Ignacio Ayala se agitaba inquieto en su asiento. Hubiera pagado por no asistir pero era inevitable: se organizaba en su honor. Una música estridente aumentaba la sensación de caos que provocan quinientas personas buscando acomodo en sus butacas. Sí, definitivamente, hubiera pagado por no asistir.
—“Señoras y señores, buenas noches. Estamos aquí hoy, en este acto de entrega de premios, acompañados de las más destacadas personalidades del periodismo y la comunicación, para otorgar un galardón muy especial, el reconocimiento a la labor de un compañero que es un modelo a seguir para todos nosotros…”
Ignacio contemplaba la escena con el temor —y la certeza— de que en unos minutos todo el país estaría observándole.
—“…pero los más audaces también sueñan con que su trabajo consiga cambiar las cosas, mejorar la vida de los demás.”

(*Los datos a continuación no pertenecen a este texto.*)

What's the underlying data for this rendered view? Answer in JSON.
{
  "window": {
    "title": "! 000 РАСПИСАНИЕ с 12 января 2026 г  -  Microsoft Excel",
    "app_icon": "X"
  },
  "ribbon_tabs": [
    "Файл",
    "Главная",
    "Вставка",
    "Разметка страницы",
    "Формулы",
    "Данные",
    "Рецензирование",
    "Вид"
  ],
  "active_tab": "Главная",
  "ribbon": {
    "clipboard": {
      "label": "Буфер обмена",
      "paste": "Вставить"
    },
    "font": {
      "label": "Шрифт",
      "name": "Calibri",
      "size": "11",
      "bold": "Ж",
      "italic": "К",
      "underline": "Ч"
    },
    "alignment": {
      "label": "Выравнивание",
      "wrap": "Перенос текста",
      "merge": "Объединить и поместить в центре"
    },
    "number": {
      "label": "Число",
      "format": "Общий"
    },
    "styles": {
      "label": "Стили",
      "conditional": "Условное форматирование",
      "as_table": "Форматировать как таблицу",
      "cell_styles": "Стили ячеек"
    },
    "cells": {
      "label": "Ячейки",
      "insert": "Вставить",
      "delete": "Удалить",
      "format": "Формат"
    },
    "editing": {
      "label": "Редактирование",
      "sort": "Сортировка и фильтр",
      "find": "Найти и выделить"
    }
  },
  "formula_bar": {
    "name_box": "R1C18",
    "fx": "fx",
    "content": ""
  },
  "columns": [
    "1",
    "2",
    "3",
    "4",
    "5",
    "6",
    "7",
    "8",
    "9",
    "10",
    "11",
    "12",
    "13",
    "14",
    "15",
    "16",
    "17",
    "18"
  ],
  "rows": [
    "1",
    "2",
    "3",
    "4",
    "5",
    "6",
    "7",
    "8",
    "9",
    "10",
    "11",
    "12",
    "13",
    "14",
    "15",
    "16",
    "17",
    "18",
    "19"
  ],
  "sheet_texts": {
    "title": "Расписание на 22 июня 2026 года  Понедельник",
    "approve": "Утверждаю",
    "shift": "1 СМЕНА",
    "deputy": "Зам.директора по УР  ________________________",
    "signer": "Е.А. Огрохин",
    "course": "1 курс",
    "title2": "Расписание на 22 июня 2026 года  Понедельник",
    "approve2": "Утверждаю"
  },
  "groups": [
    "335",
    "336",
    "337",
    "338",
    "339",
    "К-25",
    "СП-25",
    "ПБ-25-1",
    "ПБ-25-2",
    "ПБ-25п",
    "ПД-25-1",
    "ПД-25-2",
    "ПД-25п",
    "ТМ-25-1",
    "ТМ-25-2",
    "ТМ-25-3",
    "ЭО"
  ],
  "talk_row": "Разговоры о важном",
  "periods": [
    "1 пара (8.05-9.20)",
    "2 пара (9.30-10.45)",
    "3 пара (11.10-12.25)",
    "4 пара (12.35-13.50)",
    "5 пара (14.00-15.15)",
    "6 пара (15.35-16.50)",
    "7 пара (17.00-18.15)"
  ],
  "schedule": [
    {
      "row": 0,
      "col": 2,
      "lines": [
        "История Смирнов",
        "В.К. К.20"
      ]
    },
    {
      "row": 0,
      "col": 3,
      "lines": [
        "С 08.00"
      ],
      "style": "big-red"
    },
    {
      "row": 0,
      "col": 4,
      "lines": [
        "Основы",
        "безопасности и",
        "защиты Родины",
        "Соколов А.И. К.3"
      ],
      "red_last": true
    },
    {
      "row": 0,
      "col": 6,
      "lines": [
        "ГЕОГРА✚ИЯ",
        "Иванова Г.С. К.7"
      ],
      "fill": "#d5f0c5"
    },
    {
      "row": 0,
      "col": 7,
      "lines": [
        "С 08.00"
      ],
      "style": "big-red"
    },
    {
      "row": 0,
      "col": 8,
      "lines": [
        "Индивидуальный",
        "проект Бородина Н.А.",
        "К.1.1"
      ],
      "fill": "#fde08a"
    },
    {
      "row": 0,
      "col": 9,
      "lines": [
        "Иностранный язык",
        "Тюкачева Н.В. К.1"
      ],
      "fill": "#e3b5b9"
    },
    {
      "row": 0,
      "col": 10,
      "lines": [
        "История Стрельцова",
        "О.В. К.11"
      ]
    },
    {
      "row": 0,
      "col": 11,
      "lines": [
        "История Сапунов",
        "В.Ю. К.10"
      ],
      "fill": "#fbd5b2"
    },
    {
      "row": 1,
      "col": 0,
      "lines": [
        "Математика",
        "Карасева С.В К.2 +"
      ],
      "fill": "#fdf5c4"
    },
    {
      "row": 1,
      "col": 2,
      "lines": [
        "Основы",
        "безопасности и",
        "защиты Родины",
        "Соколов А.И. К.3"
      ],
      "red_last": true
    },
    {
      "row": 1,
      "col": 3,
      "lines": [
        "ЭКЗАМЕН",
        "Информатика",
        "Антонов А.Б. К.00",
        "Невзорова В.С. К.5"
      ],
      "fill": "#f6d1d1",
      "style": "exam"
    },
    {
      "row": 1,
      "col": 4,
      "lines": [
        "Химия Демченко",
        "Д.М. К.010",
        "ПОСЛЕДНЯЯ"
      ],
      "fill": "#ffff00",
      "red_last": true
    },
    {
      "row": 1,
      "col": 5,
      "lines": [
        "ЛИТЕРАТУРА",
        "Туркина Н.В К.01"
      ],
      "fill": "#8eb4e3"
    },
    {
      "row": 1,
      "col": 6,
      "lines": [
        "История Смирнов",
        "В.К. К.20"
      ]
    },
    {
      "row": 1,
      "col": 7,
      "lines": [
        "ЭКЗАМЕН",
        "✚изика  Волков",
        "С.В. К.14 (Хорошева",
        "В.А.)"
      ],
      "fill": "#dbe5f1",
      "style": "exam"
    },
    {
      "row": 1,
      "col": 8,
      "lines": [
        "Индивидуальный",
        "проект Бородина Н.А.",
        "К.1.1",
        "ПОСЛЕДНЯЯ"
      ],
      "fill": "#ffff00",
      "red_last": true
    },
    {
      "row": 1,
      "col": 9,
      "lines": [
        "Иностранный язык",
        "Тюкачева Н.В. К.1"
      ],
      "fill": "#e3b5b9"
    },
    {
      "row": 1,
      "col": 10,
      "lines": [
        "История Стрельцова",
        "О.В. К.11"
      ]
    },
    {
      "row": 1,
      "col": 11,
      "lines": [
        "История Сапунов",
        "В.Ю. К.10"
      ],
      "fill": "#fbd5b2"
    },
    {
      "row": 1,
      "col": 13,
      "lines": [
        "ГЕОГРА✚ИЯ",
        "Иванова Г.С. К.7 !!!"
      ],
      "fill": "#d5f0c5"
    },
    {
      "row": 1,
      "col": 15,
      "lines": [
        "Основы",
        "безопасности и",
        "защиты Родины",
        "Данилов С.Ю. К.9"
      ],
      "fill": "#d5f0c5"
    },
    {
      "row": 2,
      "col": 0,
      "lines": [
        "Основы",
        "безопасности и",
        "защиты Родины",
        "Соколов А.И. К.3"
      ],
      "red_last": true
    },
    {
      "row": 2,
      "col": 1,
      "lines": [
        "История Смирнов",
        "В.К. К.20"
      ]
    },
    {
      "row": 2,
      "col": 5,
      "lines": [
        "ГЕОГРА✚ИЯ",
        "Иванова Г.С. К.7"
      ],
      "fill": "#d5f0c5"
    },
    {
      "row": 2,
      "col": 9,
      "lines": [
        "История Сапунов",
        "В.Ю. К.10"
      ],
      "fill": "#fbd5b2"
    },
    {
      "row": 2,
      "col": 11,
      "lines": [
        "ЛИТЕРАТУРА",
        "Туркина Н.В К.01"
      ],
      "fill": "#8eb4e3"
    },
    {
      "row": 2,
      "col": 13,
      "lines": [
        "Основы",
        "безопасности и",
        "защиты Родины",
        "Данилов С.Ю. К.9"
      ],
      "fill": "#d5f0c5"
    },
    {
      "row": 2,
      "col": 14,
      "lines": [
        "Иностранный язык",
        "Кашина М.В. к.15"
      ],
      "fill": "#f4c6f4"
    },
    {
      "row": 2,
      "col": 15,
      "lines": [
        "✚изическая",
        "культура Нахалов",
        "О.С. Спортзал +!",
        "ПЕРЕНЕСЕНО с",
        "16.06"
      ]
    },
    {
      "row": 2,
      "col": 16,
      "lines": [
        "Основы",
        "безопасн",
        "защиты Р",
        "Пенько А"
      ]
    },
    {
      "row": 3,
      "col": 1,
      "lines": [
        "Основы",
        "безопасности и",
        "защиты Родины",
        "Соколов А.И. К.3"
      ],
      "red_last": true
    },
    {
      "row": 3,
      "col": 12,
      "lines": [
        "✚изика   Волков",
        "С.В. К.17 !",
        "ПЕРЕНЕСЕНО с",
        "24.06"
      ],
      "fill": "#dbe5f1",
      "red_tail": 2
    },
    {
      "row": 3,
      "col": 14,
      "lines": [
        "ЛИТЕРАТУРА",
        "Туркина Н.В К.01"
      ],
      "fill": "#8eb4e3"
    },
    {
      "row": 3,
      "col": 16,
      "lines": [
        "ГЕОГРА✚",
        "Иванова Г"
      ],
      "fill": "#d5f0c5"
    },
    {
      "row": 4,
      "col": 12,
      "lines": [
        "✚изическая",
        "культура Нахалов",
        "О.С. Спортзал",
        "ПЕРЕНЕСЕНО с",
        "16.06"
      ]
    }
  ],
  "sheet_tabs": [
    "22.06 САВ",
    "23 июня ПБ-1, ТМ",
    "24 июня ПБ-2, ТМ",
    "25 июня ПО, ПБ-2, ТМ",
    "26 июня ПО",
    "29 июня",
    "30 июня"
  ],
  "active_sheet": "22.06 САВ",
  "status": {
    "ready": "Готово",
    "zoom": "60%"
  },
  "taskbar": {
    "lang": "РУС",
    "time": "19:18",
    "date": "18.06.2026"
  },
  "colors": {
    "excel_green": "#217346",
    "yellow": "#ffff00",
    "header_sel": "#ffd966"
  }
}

Silencio. Las miradas convergían en el escenario, aunque algunas de esas miradas buscaban contactar con la suya. Sus ojos se resguardaban de la curiosidad de los demás gracias a unas gafas de sol pasadas de moda, bastante grandes y oscuras como para que nadie penetrase a través de las ventanas de su alma.
—Esta noche vamos a entregar un reconocimiento especial a alguien especial. Un compañero que ha conseguido que todos nosotros, desde nuestras casas, hayamos deseado ayudar a esos pequeños, los niños de la guerra; hayamos soñado con evitar que las niñas de muchos países de África sufran mutilaciones sexuales; hayamos reaccionado ante catástrofes de la humanidad como las de Darfur, Somalia, Haití…”
Ignacio contenía el aliento como si se hubiera olvidado de respirar, sus manos agarraban los brazos de su butaca dejándole los nudillos blancos. Tal vez intentaba mantener su cuerpo presente, ya que su mente volaba lejos.
— “… el fotógrafo y periodista que ha aguijoneado nuestras conciencias y nos ha hecho pensar que lograremos cambiar las cosas. Con todos ustedes, el ganador del premio Atkins de comunicación visual, nuestro querido y admirado compañero, ¡Ignacio Ayala!”.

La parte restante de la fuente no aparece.